The firm raised its full-year guidance, now expecting earnings-per-share to be around $6.40 apiece, up from its previous estimates of $6.20 and $6.35 each.
“[Walmart] is navigating the tough supply chain environment well, as inventories are up 11 percent [year-over-year], which should result in a strong holiday season,” Arun Sundaram, equity analyst at CFRA Research, wrote in a note. “We expect market share gains to continue since [Walmart’s] price gap versus competition typically widens during periods of heightened inflation.
The firm raised its 12-month price target on Walmart shares by $2 to $169 and maintained a “buy” position on the stock.
“We’re raising our opinion as we believe investors are underappreciating the breadth [and] depth of investments [Walmart] is making to deliver stronger, sustainable earnings growth post-COVID, which include areas like omnichannel, alternative profits, supply chain and product and geographic mix,” Sundaram wrote. “[Walmart’s] more diversified and resilient business model should result in stronger, more sustainable earnings growth.”
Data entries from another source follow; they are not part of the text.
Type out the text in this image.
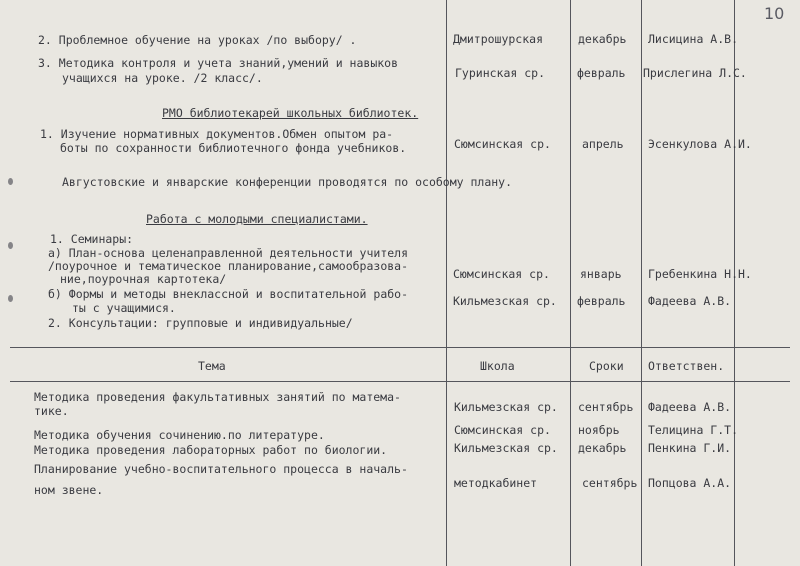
10
2. Проблемное обучение на уроках /по выбору/ .	Дмитрошурская	декабрь Лисицина А.В.
3. Методика контроля и учета знаний,умений и навыков
учащихся на уроке. /2 класс/.	Гуринская ср.	февраль Прислегина Л.С.
РМО библиотекарей школьных библиотек.
1. Изучение нормативных документов.Обмен опытом ра-
боты по сохранности библиотечного фонда учебников.	Сюмсинская ср.	апрель Эсенкулова А.И.
Августовские и январские конференции проводятся по особому плану.
Работа с молодыми специалистами.
1. Семинары:
а) План-основа целенаправленной деятельности учителя
/поурочное и тематическое планирование,самообразова-
ние,поурочная картотека/	Сюмсинская ср.	январь Гребенкина Н.Н.
б) Формы и методы внеклассной и воспитательной рабо-
ты с учащимися.	Кильмезская ср. февраль Фадеева А.В.
2. Консультации: групповые и индивидуальные/
Тема	Школа	Сроки Ответствен.
Методика проведения факультативных занятий по матема-
тике.	Кильмезская ср. сентябрь Фадеева А.В.
Методика обучения сочинению.по литературе.	Сюмсинская ср. ноябрь Телицина Г.Т.
Методика проведения лабораторных работ по биологии.	Кильмезская ср. декабрь Пенкина Г.И.
Планирование учебно-воспитательного процесса в началь-
ном звене.	методкабинет	сентябрь Попцова А.А.
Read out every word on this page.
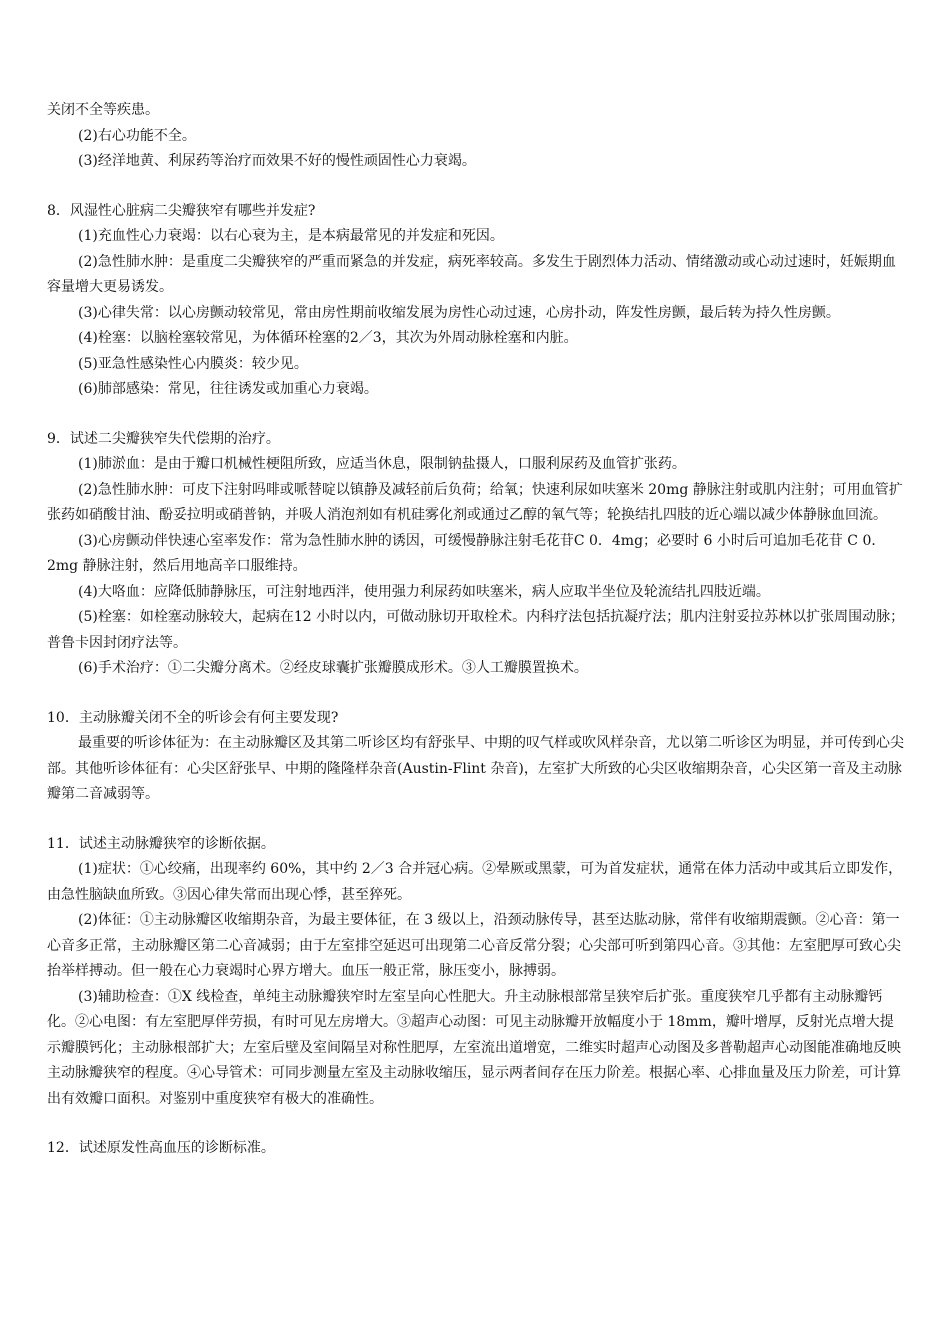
关闭不全等疾患。

(2)右心功能不全。

(3)经洋地黄、利尿药等治疗而效果不好的慢性顽固性心力衰竭。

8．风湿性心脏病二尖瓣狭窄有哪些并发症?

(1)充血性心力衰竭：以右心衰为主，是本病最常见的并发症和死因。

(2)急性肺水肿：是重度二尖瓣狭窄的严重而紧急的并发症，病死率较高。多发生于剧烈体力活动、情绪激动或心动过速时，妊娠期血容量增大更易诱发。

(3)心律失常：以心房颤动较常见，常由房性期前收缩发展为房性心动过速，心房扑动，阵发性房颤，最后转为持久性房颤。

(4)栓塞：以脑栓塞较常见，为体循环栓塞的2／3，其次为外周动脉栓塞和内脏。

(5)亚急性感染性心内膜炎：较少见。

(6)肺部感染：常见，往往诱发或加重心力衰竭。

9．试述二尖瓣狭窄失代偿期的治疗。

(1)肺淤血：是由于瓣口机械性梗阻所致，应适当休息，限制钠盐摄人，口服利尿药及血管扩张药。

(2)急性肺水肿：可皮下注射吗啡或哌替啶以镇静及减轻前后负荷；给氧；快速利尿如呋塞米 20mg 静脉注射或肌内注射；可用血管扩张药如硝酸甘油、酚妥拉明或硝普钠，并吸人消泡剂如有机硅雾化剂或通过乙醇的氧气等；轮换结扎四肢的近心端以减少体静脉血回流。

(3)心房颤动伴快速心室率发作：常为急性肺水肿的诱因，可缓慢静脉注射毛花苷C 0．4mg；必要时 6 小时后可追加毛花苷 C 0．2mg 静脉注射，然后用地高辛口服维持。

(4)大咯血：应降低肺静脉压，可注射地西泮，使用强力利尿药如呋塞米，病人应取半坐位及轮流结扎四肢近端。

(5)栓塞：如栓塞动脉较大，起病在12 小时以内，可做动脉切开取栓术。内科疗法包括抗凝疗法；肌内注射妥拉苏林以扩张周围动脉；普鲁卡因封闭疗法等。

(6)手术治疗：①二尖瓣分离术。②经皮球囊扩张瓣膜成形术。③人工瓣膜置换术。

10．主动脉瓣关闭不全的听诊会有何主要发现?

最重要的听诊体征为：在主动脉瓣区及其第二听诊区均有舒张早、中期的叹气样或吹风样杂音，尤以第二听诊区为明显，并可传到心尖部。其他听诊体征有：心尖区舒张早、中期的隆隆样杂音(Austin-Flint 杂音)，左室扩大所致的心尖区收缩期杂音，心尖区第一音及主动脉瓣第二音减弱等。

11．试述主动脉瓣狭窄的诊断依据。

(1)症状：①心绞痛，出现率约 60%，其中约 2／3 合并冠心病。②晕厥或黑蒙，可为首发症状，通常在体力活动中或其后立即发作，由急性脑缺血所致。③因心律失常而出现心悸，甚至猝死。

(2)体征：①主动脉瓣区收缩期杂音，为最主要体征，在 3 级以上，沿颈动脉传导，甚至达肱动脉，常伴有收缩期震颤。②心音：第一心音多正常，主动脉瓣区第二心音减弱；由于左室排空延迟可出现第二心音反常分裂；心尖部可听到第四心音。③其他：左室肥厚可致心尖抬举样搏动。但一般在心力衰竭时心界方增大。血压一般正常，脉压变小，脉搏弱。

(3)辅助检查：①X 线检查，单纯主动脉瓣狭窄时左室呈向心性肥大。升主动脉根部常呈狭窄后扩张。重度狭窄几乎都有主动脉瓣钙化。②心电图：有左室肥厚伴劳损，有时可见左房增大。③超声心动图：可见主动脉瓣开放幅度小于 18mm，瓣叶增厚，反射光点增大提示瓣膜钙化；主动脉根部扩大；左室后壁及室间隔呈对称性肥厚，左室流出道增宽，二维实时超声心动图及多普勒超声心动图能准确地反映主动脉瓣狭窄的程度。④心导管术：可同步测量左室及主动脉收缩压，显示两者间存在压力阶差。根据心率、心排血量及压力阶差，可计算出有效瓣口面积。对鉴别中重度狭窄有极大的准确性。

12．试述原发性高血压的诊断标准。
Earlier this month, the mass-channel merchant revealed that it is using driverless trucks to deliver groceries.
The company ended the quarter with $16.1 billion in cash and cash equivalents and $36.4 billion in long-term debt. Walmart has 10,500 stores in 24 countries around the world, along with its related e-commerce sites.
Shares of Walmart are down 4.1 percent, year-over-year.
“We’ve got a good start to the fourth quarter,” McMillon said on the call. “In the U.S., we’re ready for the holidays. There is a level of excitement in the air. You can feel it. We have the people, the products and the prices to deliver a great holiday season.”